Big names for Texas Dems’ convention
Former presidential hopefuls among those to speak as event goes online only
WASHINGTON — The Texas Democratic Party on Monday kicks off its first-ever online convention, with a schedule packed with some of the Democratic Party’s biggest names — and its presumptive presidential candidate — as the party works to make Texas the biggest battleground in the nation this November.
While Democrats haven’t won statewide in decades, they say the lineup — which includes Joe Biden, giving what the party says is the first address by a presumptive presidential nominee in recent memory — is a sign of how seriously Democrats outside the state are now taking Texas.
Slated to speak are Biden’s former presidential rivals U.S. Sens. Elizabeth Warren and Kamala Harris, as well as Texans Beto O’Rourke and former San Antonio Mayor and U.S. Housing Secretary Julián Castro. As are House Speaker Nancy Pelosi, Democratic National Committee Chairman Tom Perez and U.S. Rep. Cheri Bustos, who leads congressional Democrats’ campaign arm.
“When you see top U.S. senators and former presidential candidates and the nominee and all of these national committees — it’s a who’s who of Democratic leadership from across the country, and they’re joining Texas Democrats in this fight,” said Manny Garcia, the state party’s executive director.
The party, meanwhile, shifted the convention online amid the coronavirus outbreak and plans to livestream the majority of sessions, a move it says will make the convention more accessible than it ever has been.
Republicans — who are holding their convention next month at the George R. Brown Convention Center in Houston — have been fundraising aggressively off the national interest in Texas Democrats.
“Amid a worldwide pandemic, national Democrats are ratcheting up their efforts to flip the Senate blue. They’re directing millions of dollars into red states with the dream of turning them solidly blue,” U.S. Sen. Ted Cruz of Texas wrote last week in a fundraising email for fellow Texan and U.S. Sen. John Cornyn, saying Democrats are starting to “train their eyes on Texas like never before.”
The Democrats vying to take on Cornyn — former Air Force pilot MJ Hegar and longtime state Sen. Royce West — are slated to appear at the convention at 6 p.m. Saturday in a debate set to be broadcast statewide. The two emerged from a crowded primary field and are facing off in a July 14 runoff.
In Cruz’s fundraising email, meanwhile, he highlighted a virtual rally for Biden hosted in May by O’Rourke, whose narrow loss to Cruz in 2018 sparked Democrats’ hopes of flipping the state this year.

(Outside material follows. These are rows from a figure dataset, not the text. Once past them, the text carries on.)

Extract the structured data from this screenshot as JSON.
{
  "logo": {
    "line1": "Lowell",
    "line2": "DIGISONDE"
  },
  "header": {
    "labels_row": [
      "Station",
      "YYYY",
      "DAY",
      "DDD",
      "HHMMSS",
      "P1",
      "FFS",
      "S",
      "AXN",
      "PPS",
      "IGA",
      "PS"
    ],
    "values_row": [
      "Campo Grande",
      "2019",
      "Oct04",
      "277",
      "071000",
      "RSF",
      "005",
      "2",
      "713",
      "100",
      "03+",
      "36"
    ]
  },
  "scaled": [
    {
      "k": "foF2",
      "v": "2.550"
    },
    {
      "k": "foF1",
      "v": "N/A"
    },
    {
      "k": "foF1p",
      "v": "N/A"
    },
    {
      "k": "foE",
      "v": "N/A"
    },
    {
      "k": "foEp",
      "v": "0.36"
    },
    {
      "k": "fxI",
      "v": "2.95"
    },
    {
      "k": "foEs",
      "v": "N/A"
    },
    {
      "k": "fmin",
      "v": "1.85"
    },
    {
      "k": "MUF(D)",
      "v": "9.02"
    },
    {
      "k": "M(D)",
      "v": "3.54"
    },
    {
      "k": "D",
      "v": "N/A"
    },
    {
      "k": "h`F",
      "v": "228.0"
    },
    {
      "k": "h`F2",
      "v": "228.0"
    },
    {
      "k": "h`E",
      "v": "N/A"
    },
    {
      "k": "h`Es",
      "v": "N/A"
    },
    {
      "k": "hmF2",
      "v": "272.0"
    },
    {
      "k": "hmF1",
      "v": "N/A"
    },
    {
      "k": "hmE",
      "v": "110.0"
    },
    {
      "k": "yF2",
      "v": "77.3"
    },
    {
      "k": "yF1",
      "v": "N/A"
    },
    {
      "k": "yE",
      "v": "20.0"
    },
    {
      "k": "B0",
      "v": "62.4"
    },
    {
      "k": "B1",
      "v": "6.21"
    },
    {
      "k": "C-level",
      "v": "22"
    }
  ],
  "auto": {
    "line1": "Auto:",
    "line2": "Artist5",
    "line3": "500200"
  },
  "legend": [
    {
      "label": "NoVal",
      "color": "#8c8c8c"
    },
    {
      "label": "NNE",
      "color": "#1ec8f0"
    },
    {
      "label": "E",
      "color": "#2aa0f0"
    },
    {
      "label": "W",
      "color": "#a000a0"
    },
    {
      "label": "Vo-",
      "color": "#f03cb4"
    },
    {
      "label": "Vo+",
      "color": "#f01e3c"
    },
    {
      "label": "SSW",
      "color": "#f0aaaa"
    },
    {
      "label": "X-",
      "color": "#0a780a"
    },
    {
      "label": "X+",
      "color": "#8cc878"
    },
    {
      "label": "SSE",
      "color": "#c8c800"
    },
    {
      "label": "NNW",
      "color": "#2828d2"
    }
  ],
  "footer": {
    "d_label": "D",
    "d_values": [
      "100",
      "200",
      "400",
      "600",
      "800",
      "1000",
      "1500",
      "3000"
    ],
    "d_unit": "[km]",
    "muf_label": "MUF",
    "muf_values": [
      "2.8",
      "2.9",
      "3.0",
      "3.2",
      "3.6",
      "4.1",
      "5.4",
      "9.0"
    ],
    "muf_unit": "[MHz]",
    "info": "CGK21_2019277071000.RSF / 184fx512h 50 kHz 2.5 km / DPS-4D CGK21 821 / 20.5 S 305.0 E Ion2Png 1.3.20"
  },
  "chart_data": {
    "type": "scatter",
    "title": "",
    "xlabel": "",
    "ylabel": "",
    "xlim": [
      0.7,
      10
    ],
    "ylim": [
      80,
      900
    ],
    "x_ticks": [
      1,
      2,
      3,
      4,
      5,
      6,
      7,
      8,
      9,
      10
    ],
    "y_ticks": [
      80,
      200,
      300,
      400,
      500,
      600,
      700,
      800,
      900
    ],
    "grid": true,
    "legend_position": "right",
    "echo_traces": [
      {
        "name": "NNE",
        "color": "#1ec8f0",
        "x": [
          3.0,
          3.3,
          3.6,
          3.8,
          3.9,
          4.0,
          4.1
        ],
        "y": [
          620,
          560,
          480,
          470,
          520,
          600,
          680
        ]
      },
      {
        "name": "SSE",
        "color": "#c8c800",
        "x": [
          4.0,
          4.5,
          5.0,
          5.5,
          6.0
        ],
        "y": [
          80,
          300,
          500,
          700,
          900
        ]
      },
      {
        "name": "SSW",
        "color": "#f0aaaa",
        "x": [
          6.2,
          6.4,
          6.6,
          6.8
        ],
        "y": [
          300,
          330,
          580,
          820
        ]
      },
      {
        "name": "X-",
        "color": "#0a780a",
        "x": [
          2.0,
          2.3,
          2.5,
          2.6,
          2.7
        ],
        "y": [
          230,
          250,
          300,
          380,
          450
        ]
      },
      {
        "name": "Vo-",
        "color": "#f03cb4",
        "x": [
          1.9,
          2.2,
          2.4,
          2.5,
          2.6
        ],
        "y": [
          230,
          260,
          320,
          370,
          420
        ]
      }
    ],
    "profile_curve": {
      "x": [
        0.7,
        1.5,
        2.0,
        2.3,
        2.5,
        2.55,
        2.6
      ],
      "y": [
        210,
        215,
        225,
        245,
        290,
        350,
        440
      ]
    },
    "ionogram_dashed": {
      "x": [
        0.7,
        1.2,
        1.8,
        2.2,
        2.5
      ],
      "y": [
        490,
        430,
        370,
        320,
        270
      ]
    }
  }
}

Cornyn wrote in a followup email to supporters that “the fact that failed Senate AND presidential candidate Beto O’Rourke thought he could parade Joe Biden around Texas blows my mind.” He also said that “from what Ted and I are hearing from our colleagues, the Far-Left thinks they can cross the finish line in November with the House, Senate, AND White House in their grip.”
While many political analysts believe that Cornyn is likely to win in November, he is just one of several Republicans across the state whom Democrats hope to unseat as they pour fresh investments into the state. The Democratic Congressional Campaign Committee opened an office in Austin this year and is targeting seven Republican congressional seats across the state after flipping two in 2018.
And while Hillary Clinton lost Texas to President Donald Trump by nine points in 2016, Trump already has spent more time and money in Texas than many past Republican presidential contenders, a sign of how seriously his re-election campaign is taking the state.
“If Texas flips, there is no pathway for a Republican to the White House. Yet you can increase your congressional majority, you could flip a state chamber,” Garcia said. “There are few other states in the country that offer the kind of opportunity that Texas has.”